Lisa Locascio's work has appeared in The Believer, Bookforum, n+1, Santa Monica Review, Vol. 1 Brooklyn, and on the Tin House website. The recipient of many awards and honors for her writing, which has been nominated for a Pushcart Prize, translated into Italian, and anthologized, she is the first Anglophone writer to be granted an interview by Roberto Bolaño's widow Carolina López, a project which earned mention in The New Yorker and The Los Angeles Times. She holds a PhD in Literature and Creative Writing from the University of Southern California and a MFA in Fiction from New York University and has taught at USC, UCLA, Colorado College, Mount Saint Mary's University, and New York University. Lisa is Visiting Assistant Professor of Creative Writing at Wesleyan University, co-publisher of Joyland Magazine, and editor at 7x7, a magazine of ekphrastic collaboration between artist and writers. Her anthologies Golden State 2017: The Best New Writing from California (Outpost19) and Retro 5: The Best of Joyland (Joyland) will be published in 2017. Her novel, Jutland Gothic, will be published by Grove Atlantic in 2018.
YOUR FEAR OF MY POWER
It must be grandiose as its muse. Big as a university library. It must have a face and hands and a tiny shrinking penis going full-cat-freakout before a giant vagina dentata, the way they do when the carrier comes out for a trip to the vet.
I must be the red and great fangs in your nightmare stripes. All dark emanating from the spaces between. My legs. My ears.

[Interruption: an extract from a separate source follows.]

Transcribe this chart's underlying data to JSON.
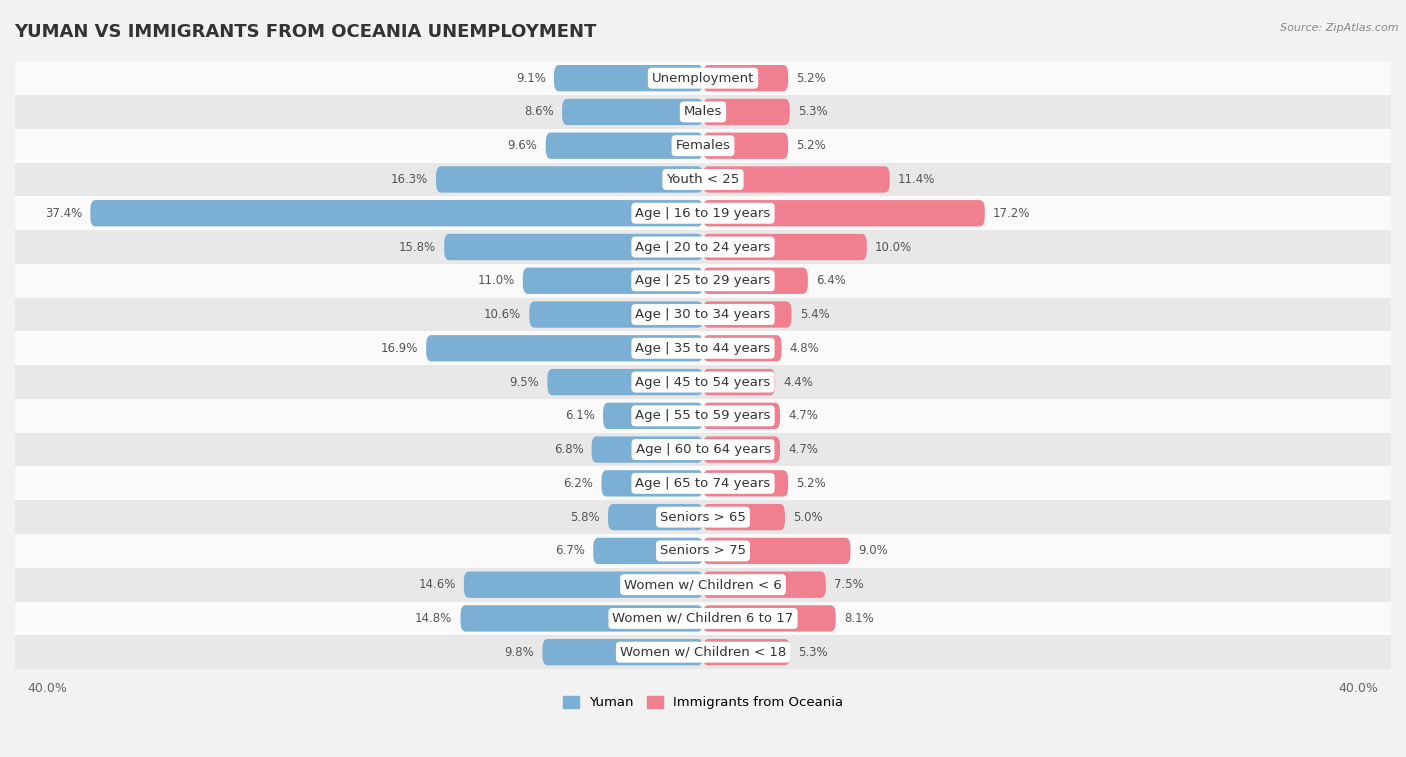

My teeth.
Determined to indulge you this morning, in deference to your fear I was not even so pretty. A professional across a table.And then we began our discussion and you complained that the text in question utterly lacked eroticism. You felt no heat for its men, no differentiation, just a list of dicks. The author’s eyes switched, a tail. Savoring the best hint of real power you will experience in this life, you turned her nervousness in your palm and said you felt in her writing greater desire for her car.

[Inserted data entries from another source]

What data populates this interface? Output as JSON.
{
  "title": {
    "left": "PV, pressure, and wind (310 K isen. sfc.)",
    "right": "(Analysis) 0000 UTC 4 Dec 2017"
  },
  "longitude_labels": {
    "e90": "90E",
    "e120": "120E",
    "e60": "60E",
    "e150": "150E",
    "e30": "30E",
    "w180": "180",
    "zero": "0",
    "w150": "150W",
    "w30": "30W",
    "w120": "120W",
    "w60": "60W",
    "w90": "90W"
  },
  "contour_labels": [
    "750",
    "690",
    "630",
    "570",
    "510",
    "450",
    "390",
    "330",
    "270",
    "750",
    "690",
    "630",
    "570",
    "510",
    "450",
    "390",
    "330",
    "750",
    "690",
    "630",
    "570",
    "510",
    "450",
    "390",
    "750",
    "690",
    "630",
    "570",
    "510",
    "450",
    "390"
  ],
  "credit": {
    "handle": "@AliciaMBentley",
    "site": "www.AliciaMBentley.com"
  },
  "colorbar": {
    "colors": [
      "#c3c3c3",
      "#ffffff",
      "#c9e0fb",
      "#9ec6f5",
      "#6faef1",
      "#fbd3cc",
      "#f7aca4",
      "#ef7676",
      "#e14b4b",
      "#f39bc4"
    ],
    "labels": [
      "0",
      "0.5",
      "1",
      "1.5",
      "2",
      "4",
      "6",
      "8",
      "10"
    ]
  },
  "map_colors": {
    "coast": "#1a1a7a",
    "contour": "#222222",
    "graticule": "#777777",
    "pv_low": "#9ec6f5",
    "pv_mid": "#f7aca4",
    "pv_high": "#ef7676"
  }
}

Could imagine her waxing it with her great breasts.
An illusory breast-waxing of which the narrative needed more.
The author blinked on a smile of allowance. Now I recognized you.
Remember when I was interviewing for a job in Tulsa and you took me to the hotel bar and gave lyric to all that fair skin of mine? Remember when we were in New York and you kept me after class to rhapsodize about your rediscovery of eros as I fiddled with my backpack strap? Remember when I was the girl student in the suburbs of Chicago who wanted to fuck you will all her fiery young heart and in your classroom you danced and joked with me and told me to leave before we had too much fun, and then after graduation you never spoke to me again?
Sometimes my desire makes me scream until I pass out. Sometimes it’s God, on my left arm, and sometimes it’s the knife I stalk you with, on my right.
You are in a black room with a creature whose size you cannot know. The beating of her house-sized heart shakes the world. Her bite is a concerto. Teeth deployed one at a time to exquisite effect.
Raise your eyes. Don’t resist. Don’t try. You don’t have to, not anymore. You don’t have to do anything. Not anymore. Let go. It’s okay. You want to. Close your eyes. I’m here. It’ll only hurt for a minute.
THERE IS A LIE IN MY HEART
Once it was that moment before going when one turned and thought better. Now it is the thinking better. Now I think it is not what it is not.
Harness, fairness, whip. Cracked it grants seventy years’ best luck; shattered, the dance starts. So we go up and down, me in your arms, the light from the sky dousing us, drying—
Long in the telling. My anxious pregnancy.Knocked up, chimera blooming in my gut, rooting in my blood.
Touch me. Feel: my lie.
There is a lie in my heart and I want to tell it. Beautiful balloon. Air into flame and flame into air. Rise into the violet sky. Get off. Tell all.